Birds are one of the most well studied groups of animals in the world, and yet, we're still finding new species, some of which we've never seen before and others that have been hiding in plain sight for hundreds of years.
The gentoo penguin (Pygoscelis papua) was first discovered in the cold Southern Ocean in 1781. In the years since, scientists have split populations into two subspecies, one that lives in the Falkland Islands (P. p.papua) and one that lives in the South Shetland Islands and Western Antarctic Peninsula (P. p. ellsworthi).
Now it seems that one species has been split into four. Despite sharing roughly the same appearance, in habitats not so far apart, the gentoo penguin appears to have divided itself into four populations that have little to do with one another, according to new research.
"For the first time we've shown that these penguins are not only genetically distinct, but that they are also physically different too," says Jane Younger who studies population genomics at the University of Bath.
"Gentoos tend to stick close to their home colonies, and over hundreds of thousands of years have become geographically isolated from each other to the point where they don't interbreed with each other, even though they could easily swim the distance that separates them."
And that's essentially the concept of a species: an interbreeding group reproductively isolated from other such groups.
Using genome data and measurements from museum samples, researchers found clear differences in the genes and morphology of gentoo penguins.

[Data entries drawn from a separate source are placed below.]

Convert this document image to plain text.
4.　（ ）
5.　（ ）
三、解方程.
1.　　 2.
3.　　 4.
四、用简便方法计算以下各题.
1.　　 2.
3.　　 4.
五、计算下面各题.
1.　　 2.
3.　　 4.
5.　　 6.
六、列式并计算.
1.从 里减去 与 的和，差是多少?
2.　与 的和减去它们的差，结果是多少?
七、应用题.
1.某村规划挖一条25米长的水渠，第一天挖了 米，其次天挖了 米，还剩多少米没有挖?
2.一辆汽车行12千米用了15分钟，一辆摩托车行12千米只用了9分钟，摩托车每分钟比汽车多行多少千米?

The differences are great enough that the authors think both recognised 'subspecies' should be elevated to their own species, while two new species should also be added.
While these penguins once held a common ancestor, their breeding habitats are quite different today, spanning flat beaches, gravelly beaches, and tussock grass nests, while their diets are made up of various ratios of crustacean, fish, krill, and squid.
"They look very similar to the untrained eye," says evolutionary biologist at the University of Bath and the study's lead author Josh Tyler, "but when we measured their skeletons we found statistical differences in the lengths of their bones and the sizes and shape of their beaks."
Their DNA alone is a dead giveaway, confirming these groups are not breeding with each other. This basic difference suggests all four species are now evolving independently of one another.
One of the new distinct species was identified on Iles Kerguelen, and in 1927 it was briefly classified as a subspecies (P. p. taeniata). The fourth species lives on South Georgia Island and has never before been described.
The team now calls it Pygoscelis poncetii – named for Sally Poncet, an Australian scientist and explorer who spent much time on South Georgia Island surveying wildlife and writing conservation reports. She's even given birth on the island after one particularly cold winter when their boat reportedly became frozen in ice.
"Our results clearly support the division of gentoo penguins into at least four species," the authors conclude.
If it wasn't for genomic research, we might never have known. This diversity of hidden species is something we have only just started to untangle, and in the avian tree of life, we've probably overlooked a lot of little branches.
A study published in 2016, for instance, estimates there are about 18,000 bird species in the world, which is nearly double what we thought, and that's because many birds that look similar to one another are actually different species.
Researchers have even found the reverse in two distinct penguins species that appear to be melding into one.
Practically, of course, such discoveries don't change anything for the animal, but it does force us to reassess each species' habit, behaviour, and conservation status. This will allow us a greater understanding of each species and the threats they might face in the coming future.
"Currently gentoo penguins are fairly stable in numbers," says Younger, "however there is some evidence of the northern populations moving further south as the climate gets warmer, so we need to watch them closely."
The two new additions, P. taeniata and P. poncetii, both show evidence of decline, right as we began to notice their existence.
The study was published in Ecology and Evolution.